Statistical independence splits compound probabilities into products of individual probabilities. (Then often a logarithm converts the probability product into a sum because it is easier still to work with sums than products). And it is far easier to lecture would-be gamblers that successive coin flips are independent than to conduct the fairly extensive experiments with conditional probabilities required to factually establish such a remarkable property. That holds because in general a compound or joint probability always splits into a product of conditional probabilities. The so-called multiplication rule guarantees this factorization. Independence further reduces the conditional probabilities to unconditional ones.
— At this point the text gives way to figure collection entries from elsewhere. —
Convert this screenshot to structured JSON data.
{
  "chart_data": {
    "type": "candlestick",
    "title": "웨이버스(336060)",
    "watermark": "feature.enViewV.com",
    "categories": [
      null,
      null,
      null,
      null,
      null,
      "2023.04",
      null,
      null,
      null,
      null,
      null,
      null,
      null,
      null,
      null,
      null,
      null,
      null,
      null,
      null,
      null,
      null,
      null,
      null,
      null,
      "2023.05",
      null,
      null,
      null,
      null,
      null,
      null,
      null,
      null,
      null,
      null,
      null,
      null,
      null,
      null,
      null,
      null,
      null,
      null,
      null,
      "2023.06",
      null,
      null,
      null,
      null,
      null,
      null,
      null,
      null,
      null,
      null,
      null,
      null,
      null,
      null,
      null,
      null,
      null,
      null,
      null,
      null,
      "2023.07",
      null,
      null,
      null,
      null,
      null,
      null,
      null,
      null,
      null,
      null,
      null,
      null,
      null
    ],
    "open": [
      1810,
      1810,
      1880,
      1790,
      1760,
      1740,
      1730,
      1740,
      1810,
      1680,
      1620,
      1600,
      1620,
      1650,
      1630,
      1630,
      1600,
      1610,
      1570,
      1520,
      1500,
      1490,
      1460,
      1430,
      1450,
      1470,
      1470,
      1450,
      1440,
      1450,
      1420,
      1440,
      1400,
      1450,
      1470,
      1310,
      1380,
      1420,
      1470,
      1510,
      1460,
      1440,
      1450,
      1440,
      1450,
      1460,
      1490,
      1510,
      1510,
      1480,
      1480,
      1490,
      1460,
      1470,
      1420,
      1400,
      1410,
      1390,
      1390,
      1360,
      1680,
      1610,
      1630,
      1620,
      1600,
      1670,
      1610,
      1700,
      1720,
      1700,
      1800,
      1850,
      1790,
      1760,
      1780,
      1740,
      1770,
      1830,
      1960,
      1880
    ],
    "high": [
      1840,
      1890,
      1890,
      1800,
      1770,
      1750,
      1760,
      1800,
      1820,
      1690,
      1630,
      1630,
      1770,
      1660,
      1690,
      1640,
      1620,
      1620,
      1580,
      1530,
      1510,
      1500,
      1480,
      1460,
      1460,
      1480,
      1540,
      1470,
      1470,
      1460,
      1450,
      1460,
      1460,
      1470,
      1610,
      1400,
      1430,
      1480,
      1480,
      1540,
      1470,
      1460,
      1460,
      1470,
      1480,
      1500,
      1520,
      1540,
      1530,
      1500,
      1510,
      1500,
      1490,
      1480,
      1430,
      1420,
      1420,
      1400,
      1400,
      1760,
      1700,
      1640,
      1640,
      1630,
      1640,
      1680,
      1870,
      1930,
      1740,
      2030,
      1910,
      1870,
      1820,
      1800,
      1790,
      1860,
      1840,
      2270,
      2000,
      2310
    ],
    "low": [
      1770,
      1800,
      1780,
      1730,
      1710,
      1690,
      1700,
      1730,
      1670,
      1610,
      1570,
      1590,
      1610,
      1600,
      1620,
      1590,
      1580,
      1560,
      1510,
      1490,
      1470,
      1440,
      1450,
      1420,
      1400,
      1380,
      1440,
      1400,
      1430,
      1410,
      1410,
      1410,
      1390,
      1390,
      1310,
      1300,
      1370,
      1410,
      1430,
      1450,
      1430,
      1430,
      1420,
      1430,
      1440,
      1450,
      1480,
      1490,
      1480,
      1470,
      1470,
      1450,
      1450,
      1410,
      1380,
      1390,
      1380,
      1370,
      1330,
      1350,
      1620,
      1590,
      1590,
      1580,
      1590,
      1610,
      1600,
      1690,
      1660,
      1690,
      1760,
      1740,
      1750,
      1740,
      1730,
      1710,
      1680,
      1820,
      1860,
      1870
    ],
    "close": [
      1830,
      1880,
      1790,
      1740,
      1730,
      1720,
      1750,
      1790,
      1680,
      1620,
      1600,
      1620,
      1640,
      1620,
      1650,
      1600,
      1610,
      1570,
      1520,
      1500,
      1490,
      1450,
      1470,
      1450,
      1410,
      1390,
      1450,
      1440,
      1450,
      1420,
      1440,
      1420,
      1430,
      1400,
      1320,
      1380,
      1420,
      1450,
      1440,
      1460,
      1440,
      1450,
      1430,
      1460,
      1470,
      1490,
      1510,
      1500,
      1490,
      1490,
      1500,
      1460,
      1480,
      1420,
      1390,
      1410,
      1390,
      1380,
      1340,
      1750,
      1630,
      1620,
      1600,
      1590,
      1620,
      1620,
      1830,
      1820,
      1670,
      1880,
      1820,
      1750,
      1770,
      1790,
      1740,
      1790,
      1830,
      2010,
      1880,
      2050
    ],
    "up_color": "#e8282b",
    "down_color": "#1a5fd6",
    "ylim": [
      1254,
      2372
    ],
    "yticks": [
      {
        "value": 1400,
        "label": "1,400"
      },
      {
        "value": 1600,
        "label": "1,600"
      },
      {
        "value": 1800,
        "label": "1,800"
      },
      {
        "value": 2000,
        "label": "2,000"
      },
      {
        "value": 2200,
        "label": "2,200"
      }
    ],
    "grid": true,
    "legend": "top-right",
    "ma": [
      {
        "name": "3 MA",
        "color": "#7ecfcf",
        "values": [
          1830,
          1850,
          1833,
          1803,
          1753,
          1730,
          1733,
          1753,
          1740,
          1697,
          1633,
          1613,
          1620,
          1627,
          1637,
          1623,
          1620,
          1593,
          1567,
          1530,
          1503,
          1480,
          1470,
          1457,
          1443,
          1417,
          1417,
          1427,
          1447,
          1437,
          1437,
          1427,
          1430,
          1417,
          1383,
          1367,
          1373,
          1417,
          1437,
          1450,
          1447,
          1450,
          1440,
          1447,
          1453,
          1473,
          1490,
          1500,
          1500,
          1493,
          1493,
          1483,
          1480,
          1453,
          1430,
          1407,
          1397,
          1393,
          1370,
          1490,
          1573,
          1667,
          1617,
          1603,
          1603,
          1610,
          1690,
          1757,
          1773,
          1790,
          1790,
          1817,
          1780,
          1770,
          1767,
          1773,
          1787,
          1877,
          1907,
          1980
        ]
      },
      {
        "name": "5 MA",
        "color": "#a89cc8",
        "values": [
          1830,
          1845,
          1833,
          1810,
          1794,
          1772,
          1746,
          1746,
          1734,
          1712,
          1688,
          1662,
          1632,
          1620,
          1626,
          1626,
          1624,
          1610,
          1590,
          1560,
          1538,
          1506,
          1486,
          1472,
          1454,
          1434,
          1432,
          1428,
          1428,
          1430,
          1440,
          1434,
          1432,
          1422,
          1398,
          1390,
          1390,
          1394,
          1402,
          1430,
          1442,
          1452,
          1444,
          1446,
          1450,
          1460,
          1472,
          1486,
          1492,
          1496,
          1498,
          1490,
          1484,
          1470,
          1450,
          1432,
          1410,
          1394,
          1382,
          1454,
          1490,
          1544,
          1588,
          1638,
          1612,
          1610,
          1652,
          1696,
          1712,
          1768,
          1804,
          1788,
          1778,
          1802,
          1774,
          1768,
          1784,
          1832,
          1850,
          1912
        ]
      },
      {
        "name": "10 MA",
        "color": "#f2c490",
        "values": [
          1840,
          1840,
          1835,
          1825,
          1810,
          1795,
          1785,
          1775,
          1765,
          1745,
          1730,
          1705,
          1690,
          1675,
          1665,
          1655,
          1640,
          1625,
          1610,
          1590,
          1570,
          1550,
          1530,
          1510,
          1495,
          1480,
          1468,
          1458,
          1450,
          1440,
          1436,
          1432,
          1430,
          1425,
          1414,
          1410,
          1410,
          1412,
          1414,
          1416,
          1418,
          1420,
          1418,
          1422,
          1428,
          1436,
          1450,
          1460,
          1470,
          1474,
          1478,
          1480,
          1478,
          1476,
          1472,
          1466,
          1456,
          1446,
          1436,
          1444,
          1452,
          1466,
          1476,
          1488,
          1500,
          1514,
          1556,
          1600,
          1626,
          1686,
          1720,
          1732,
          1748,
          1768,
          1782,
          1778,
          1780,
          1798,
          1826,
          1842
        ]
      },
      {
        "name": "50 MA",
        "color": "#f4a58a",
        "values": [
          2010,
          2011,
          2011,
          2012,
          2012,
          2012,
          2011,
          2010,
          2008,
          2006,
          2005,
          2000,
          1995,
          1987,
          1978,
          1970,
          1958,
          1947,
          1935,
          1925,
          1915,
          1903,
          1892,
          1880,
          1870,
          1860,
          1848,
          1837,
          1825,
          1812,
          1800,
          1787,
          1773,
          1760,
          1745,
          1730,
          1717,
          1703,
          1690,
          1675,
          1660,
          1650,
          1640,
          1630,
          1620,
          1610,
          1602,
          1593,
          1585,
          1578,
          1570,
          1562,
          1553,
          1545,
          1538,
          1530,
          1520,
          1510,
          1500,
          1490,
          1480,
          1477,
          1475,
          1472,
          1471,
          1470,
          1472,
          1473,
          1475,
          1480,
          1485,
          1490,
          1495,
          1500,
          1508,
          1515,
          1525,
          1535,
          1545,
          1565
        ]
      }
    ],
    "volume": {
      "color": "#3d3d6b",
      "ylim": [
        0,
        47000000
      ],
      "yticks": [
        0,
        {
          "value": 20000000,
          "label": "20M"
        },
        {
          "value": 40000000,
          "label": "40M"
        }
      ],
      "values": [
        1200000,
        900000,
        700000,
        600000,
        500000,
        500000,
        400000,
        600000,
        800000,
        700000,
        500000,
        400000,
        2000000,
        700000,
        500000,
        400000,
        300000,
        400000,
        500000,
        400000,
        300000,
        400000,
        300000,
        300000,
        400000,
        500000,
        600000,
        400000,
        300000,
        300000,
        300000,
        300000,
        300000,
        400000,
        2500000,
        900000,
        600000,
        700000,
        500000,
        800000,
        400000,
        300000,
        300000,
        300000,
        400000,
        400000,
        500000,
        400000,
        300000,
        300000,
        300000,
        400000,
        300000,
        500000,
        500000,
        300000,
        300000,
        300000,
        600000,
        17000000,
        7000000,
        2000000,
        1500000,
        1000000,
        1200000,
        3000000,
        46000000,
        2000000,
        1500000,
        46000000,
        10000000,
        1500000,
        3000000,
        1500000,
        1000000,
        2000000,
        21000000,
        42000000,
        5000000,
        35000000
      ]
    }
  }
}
Removing the conditioning removes the statistical dependency. 

Andrei Markov made the first great advance over independence or whiteness when he studied events that statistically depend on only the immediate past. That was over a century ago. 

We still wrestle with the math of such Markov chains and find surprises. The Google search algorithm rests in large part on finding the equilibrium eigenvector of a finite Markov chain. The search model assumes that Internet surfers jump at random from web page to web page much as a frog hops from lily pad to lily pad. The jumps and hops are not statistically independent. But they are probabilistic. The next web page you choose depends on the page you are now looking at. Real web surfing may well involve probabilistic dependencies that reach back to several visited web sites. It is a good bet that the human mind is not a Markov process. Yet relaxing independence to even one-step or two-step Markov dependency has proven a powerful way to model diverse streams of data from molecular diffusion to speech translation.

It takes work to go beyond the simple Markov property where the future depends only the present and not on the past. But we have ever more powerful computers that do just such work. And many more insights will surely come from the brains of motivated theoreticians. Giving up the crutch of statistical independence can only spur more such results.

Science needs to take seriously its favorite answer: It depends.